Conflicts of interest were not disclosed for 28.8% of the physicians participating in the American Academy of Orthopaedic Surgeons' 2008 annual meeting, according to a study in the New England Journal of Medicine.
In the report, published in the Oct. 8 issue, researchers compared 344 payments orthopedic-device makers made to AAOS directors, committee members and presenters at the annual conference held March 5-9, 2008 conference and found that only 71.2% of the payments had been disclosed under the AAOS' self-reporting program.
The authors—from Brigham and Women's Hospital, Massachusetts General Hospital, Harvard Medical School and other institutions—found the disclosure rate was 79.3% (165 out of 208 payments) if the payment was directly related to their presentation at the meeting, but only 50% (16 out of 32) if the payments were unrelated.
As part of a settlement with the U.S. Justice Department, the nation's largest hip and knee prostheses makers are required to disclose payments they made to physicians in 2007. Researchers compared those records with the conflict-of-interest disclosures made by physicians involved in the 2008 meeting.
Disclosure was more likely, the report said, if the payment was more than $10,000; if it was made directly to an individual (rather than a company or organization); or if it included an “in-kind” component such as lodging, meals, transportation or tuition. Thirty-six physicians cited for nondisclosure (39.6% of the total) responded to a survey asking for the reason why, with 38.9% saying the payment was unrelated to the topic of their presentation; 13.9% saying they misunderstood the disclosure requirement; and 11.1% said they made the disclosure but it was mistakenly omitted from the program, the report said.

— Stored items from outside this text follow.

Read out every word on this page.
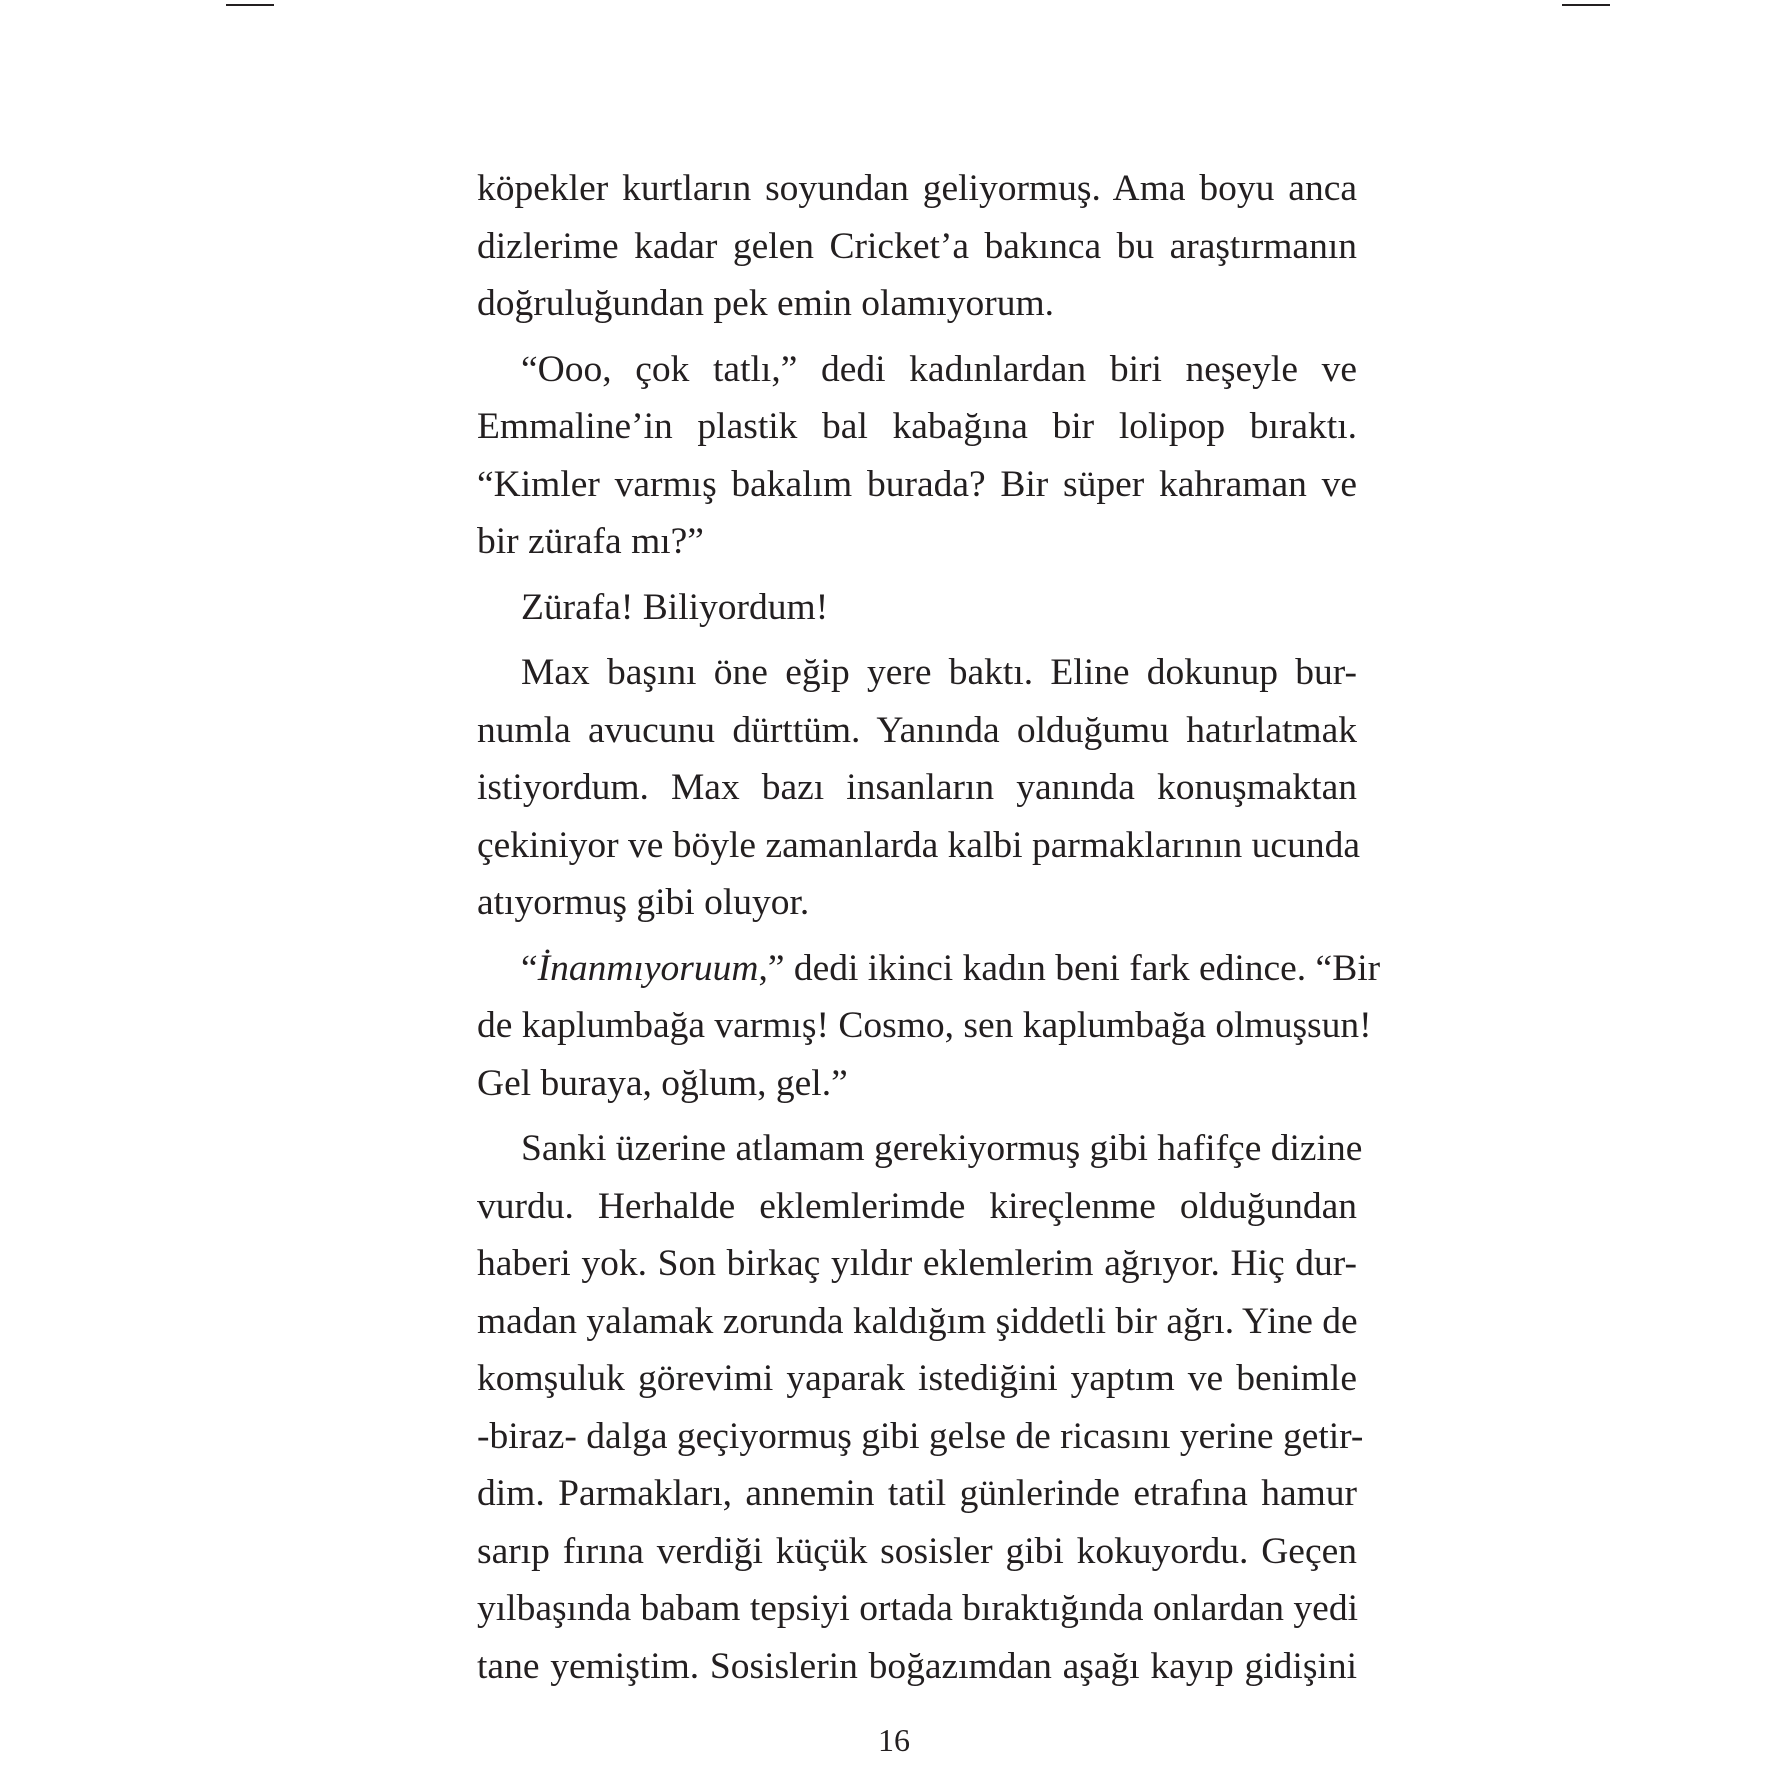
köpekler kurtların soyundan geliyormuş. Ama boyu anca
dizlerime kadar gelen Cricket’a bakınca bu araştırmanın
doğruluğundan pek emin olamıyorum.
“Ooo, çok tatlı,” dedi kadınlardan biri neşeyle ve
Emmaline’in plastik bal kabağına bir lolipop bıraktı.
“Kimler varmış bakalım burada? Bir süper kahraman ve
bir zürafa mı?”
Zürafa! Biliyordum!
Max başını öne eğip yere baktı. Eline dokunup bur-
numla avucunu dürttüm. Yanında olduğumu hatırlatmak
istiyordum. Max bazı insanların yanında konuşmaktan
çekiniyor ve böyle zamanlarda kalbi parmaklarının ucunda
atıyormuş gibi oluyor.
“İnanmıyoruum,” dedi ikinci kadın beni fark edince. “Bir
de kaplumbağa varmış! Cosmo, sen kaplumbağa olmuşsun!
Gel buraya, oğlum, gel.”
Sanki üzerine atlamam gerekiyormuş gibi hafifçe dizine
vurdu. Herhalde eklemlerimde kireçlenme olduğundan
haberi yok. Son birkaç yıldır eklemlerim ağrıyor. Hiç dur-
madan yalamak zorunda kaldığım şiddetli bir ağrı. Yine de
komşuluk görevimi yaparak istediğini yaptım ve benimle
-biraz- dalga geçiyormuş gibi gelse de ricasını yerine getir-
dim. Parmakları, annemin tatil günlerinde etrafına hamur
sarıp fırına verdiği küçük sosisler gibi kokuyordu. Geçen
yılbaşında babam tepsiyi ortada bıraktığında onlardan yedi
tane yemiştim. Sosislerin boğazımdan aşağı kayıp gidişini
16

A U.S. Senate investigation into possible academic and healthcare industry conflicts of interest led to the August resignation of David Polly Jr., M.D., from the AAOS board of directors.
In an e-mail, Joseph Zuckerman, M.D., AAOS board president, said the organization's policy is for meeting participants to disclose all potential conflicts of interests and it is committed to educating its members about the policy.
“The AAOS believes that, when transparent, relationships between physicians and medical industry can create innovative medical advances that benefit patients, and improve both healthcare and people's overall quality of life,” the e-mail stated. “These physician-industry relationships—and the responsible and complete reporting of these relationships—is a top priority, and a challenge across the U.S. healthcare system.”